Love this movie too. I think afterwards Munney returned to his hermit-like life with his kids. I think that his journey in the movie just proved to him that he's a man who can't help but revert to his killer nature if he exposes himself to society. All he can hope to do is to raise his kids not to be him.

I think he realizes that his previous life was more fun, but that Claudia showed him the path to spiritual salvation so he has to stick with the path that does not come to him naturally.

Oh yeah, and no way Hackman could take Freeman. But could Michael Caine?

CalvinPitt said...

anonymous(WM): I think you hit it dead on. It's all grey. Little Bill is the law, and he does keep the town mostly safe, but he's a bastard, but so are the folks he disarms, then savagely beats.

jason: Michael Caine? I'm not sure. Morgan is too clever to outsmart, so the best chance might be a direct assault, overpower him. Can Michael Caine do that? I'm not so sure. Maybe Anthony Hopkins could pull it off.

Anonymous said...

Calvin,
Please view the move again as though it were a samurai movie, with its panoramic shots and all its ambiguity and you'll appreciate it better. I came to this conclusion on the third viewing.
WM

SallyP said...

Ahhh...Clint Eastwood. Be still my heart.

Anonymous said...

Actually, didn't the end titles say Munny and his kids moved to San Francisco? Perhaps a touch of order and civilization might have inspired him to keep a level head.
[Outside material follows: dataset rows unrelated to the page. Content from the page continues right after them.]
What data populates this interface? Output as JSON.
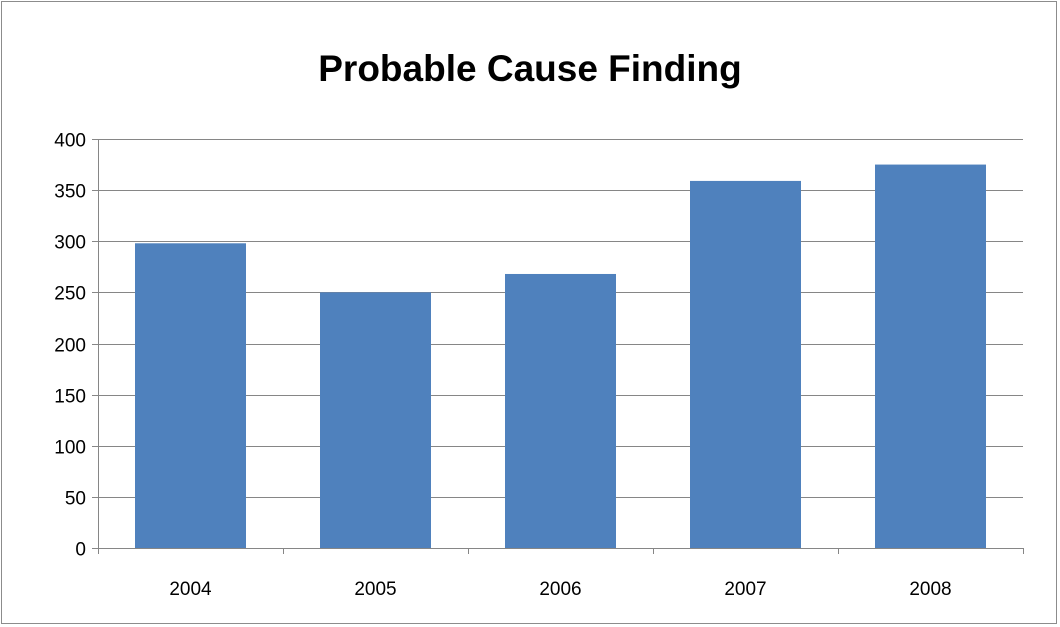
{
  "chart_data": {
    "type": "bar",
    "title": "Probable Cause Finding",
    "xlabel": "",
    "ylabel": "",
    "categories": [
      "2004",
      "2005",
      "2006",
      "2007",
      "2008"
    ],
    "values": [
      298,
      250,
      268,
      359,
      375
    ],
    "ylim": [
      0,
      400
    ],
    "yticks": [
      0,
      50,
      100,
      150,
      200,
      250,
      300,
      350,
      400
    ],
    "grid": true,
    "legend": "none",
    "bar_color": "#4f81bd",
    "grid_color": "#868686"
  }
}
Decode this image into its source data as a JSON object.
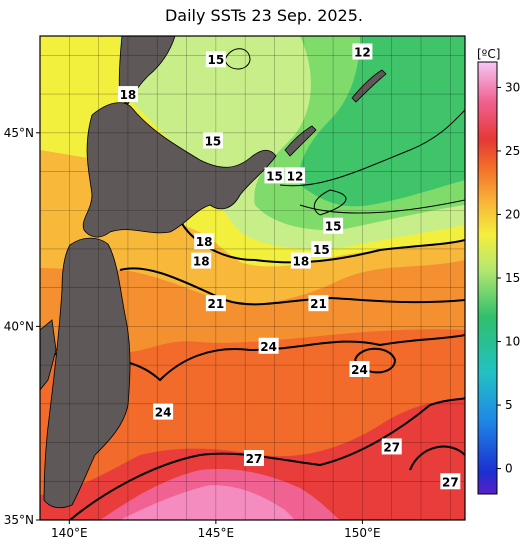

The movie portrayed alcoholism very well, I thought. Munny's killing nature is tied in a way to the person he becomes when he has one too many.

CalvinPitt said...

anonymous(WM): I'll try that, thanks.

sallyp: Just don't make your heart still too long. I've heard that can be bad for you.

dan coyle: Yeah, the end says that Claudia's mom traveled to the farm, and Munny and kids were gone, and that it was 'rumored' they'd gone to San Fran. It's a likely a destination as any, I suppose.

And Munny is definitely not a happy drunk, is he?